Farm Display

Farming Days of the Past

The Early Farming display behind the log cabin focuses on the days when “horsepower” meant powered by horses.  Lots of hand work and mechanical devices powered by human labor, horse or oxen was used by farm families in the area. Early Norwegian families tended to be large, perhaps to help create their own work force.  Neighbors helped neighbors for the extra large projects such as barn raising, picking corn and thrashing wheat.  And there was always livestock to care for because they provided the protein necessary for growing families as well as the power for many farming activities..

In 1849 the 32 farms in the Town of Dunn, including the future McFarland, produced lots of wheat with smaller amounts of oats, corn and barley.

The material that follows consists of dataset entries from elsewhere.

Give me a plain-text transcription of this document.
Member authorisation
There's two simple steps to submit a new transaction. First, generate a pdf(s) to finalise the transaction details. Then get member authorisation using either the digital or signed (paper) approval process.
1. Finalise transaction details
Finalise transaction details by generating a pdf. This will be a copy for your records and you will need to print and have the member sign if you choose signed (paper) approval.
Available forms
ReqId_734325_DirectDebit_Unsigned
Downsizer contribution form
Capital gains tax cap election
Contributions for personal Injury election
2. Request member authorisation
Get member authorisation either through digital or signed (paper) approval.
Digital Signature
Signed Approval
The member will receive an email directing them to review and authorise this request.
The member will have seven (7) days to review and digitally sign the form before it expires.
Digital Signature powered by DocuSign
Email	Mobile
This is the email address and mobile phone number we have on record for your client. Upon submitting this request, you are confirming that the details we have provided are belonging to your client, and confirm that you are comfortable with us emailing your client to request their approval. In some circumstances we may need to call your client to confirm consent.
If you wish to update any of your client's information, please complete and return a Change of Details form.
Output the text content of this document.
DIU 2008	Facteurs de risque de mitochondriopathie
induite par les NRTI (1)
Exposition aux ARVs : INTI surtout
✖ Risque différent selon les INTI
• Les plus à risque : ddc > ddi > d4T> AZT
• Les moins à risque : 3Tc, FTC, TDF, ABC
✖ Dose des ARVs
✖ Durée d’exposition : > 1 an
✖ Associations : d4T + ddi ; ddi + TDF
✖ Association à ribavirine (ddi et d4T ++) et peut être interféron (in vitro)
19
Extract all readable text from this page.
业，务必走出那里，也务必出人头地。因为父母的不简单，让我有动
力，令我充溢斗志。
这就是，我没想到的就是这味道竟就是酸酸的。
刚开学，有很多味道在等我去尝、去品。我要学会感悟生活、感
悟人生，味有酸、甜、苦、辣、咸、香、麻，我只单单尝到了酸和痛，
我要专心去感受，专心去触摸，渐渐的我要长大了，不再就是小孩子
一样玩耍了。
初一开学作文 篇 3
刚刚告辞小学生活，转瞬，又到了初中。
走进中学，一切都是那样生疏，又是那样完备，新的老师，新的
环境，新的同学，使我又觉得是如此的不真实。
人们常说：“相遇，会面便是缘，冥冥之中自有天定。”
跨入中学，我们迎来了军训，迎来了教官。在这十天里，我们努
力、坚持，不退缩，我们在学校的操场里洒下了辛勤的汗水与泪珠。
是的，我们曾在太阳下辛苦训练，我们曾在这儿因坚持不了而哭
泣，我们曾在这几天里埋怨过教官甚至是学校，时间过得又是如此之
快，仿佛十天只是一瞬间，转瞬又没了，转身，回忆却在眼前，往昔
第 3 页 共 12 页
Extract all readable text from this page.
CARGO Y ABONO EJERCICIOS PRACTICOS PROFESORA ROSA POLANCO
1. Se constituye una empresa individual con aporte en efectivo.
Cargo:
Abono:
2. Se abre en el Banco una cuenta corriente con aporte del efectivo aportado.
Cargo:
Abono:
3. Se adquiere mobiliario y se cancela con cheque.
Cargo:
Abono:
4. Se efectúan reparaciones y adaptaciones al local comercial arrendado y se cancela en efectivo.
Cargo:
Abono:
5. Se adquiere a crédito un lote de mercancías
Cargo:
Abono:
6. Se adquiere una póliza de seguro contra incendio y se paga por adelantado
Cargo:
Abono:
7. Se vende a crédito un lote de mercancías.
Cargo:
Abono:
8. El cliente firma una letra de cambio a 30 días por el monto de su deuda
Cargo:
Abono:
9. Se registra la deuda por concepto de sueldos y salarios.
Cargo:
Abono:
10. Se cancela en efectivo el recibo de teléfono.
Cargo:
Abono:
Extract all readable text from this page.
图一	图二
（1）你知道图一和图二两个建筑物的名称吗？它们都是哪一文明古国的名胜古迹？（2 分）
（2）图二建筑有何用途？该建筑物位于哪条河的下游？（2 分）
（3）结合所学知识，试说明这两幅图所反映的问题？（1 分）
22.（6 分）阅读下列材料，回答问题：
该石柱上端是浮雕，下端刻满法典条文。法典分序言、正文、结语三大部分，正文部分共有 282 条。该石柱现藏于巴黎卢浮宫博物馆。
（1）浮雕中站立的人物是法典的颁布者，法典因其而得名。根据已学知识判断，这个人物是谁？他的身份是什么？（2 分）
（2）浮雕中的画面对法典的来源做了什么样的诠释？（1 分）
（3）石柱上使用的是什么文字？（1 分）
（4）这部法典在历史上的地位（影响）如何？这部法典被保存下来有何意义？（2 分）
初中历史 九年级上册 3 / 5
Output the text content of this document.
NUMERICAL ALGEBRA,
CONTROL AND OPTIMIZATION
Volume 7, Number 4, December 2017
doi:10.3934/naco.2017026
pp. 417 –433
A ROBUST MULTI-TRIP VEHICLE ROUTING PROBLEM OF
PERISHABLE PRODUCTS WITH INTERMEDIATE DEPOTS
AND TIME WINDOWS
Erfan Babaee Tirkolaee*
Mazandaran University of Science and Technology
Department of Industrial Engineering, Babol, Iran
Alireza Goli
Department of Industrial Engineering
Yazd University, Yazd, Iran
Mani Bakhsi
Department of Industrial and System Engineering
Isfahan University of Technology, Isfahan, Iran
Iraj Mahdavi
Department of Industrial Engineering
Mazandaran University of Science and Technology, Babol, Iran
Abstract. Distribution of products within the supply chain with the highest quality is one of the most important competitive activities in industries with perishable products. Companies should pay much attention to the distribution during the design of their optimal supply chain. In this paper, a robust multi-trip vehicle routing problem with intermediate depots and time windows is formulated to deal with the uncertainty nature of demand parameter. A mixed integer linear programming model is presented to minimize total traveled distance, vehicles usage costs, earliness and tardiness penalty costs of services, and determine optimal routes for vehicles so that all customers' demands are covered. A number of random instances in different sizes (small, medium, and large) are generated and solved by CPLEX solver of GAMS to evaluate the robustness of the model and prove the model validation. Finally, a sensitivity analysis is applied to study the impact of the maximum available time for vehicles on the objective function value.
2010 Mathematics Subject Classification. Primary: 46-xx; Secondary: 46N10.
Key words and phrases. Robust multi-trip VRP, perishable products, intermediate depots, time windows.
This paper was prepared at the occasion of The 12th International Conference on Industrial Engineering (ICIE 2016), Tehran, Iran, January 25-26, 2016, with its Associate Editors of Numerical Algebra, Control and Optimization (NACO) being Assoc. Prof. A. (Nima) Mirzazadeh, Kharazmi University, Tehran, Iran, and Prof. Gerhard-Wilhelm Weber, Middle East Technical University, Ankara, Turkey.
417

The village began with the coming of the railroad during the “wheat boom of 1855” and the construction of the depot connected the Norwegian farmers to the outside world. Wheat farming gave way to dairying, the raising of livestock and the production of tobacco. Farming became a commercial venture with the connection to big city markets.

Open House at the Museum

The McFarland Historical Society will hold its annual Memorial Day Open House at the museum, 5814 Main Street, McFarland, from 10 am to 3 pm.  Many new displays will be featured in the museum, plus the Norwegian log cabin and the farming display will be open.  A bake sale, food stand with hot dogs, ice cream and beverages, and carriage rides will be offered.  There will be a plant sale at the Larson House Museum (6003 Exchange Street) from 10 am to 4 pm and that museum will also be open from 1 to 4 pm.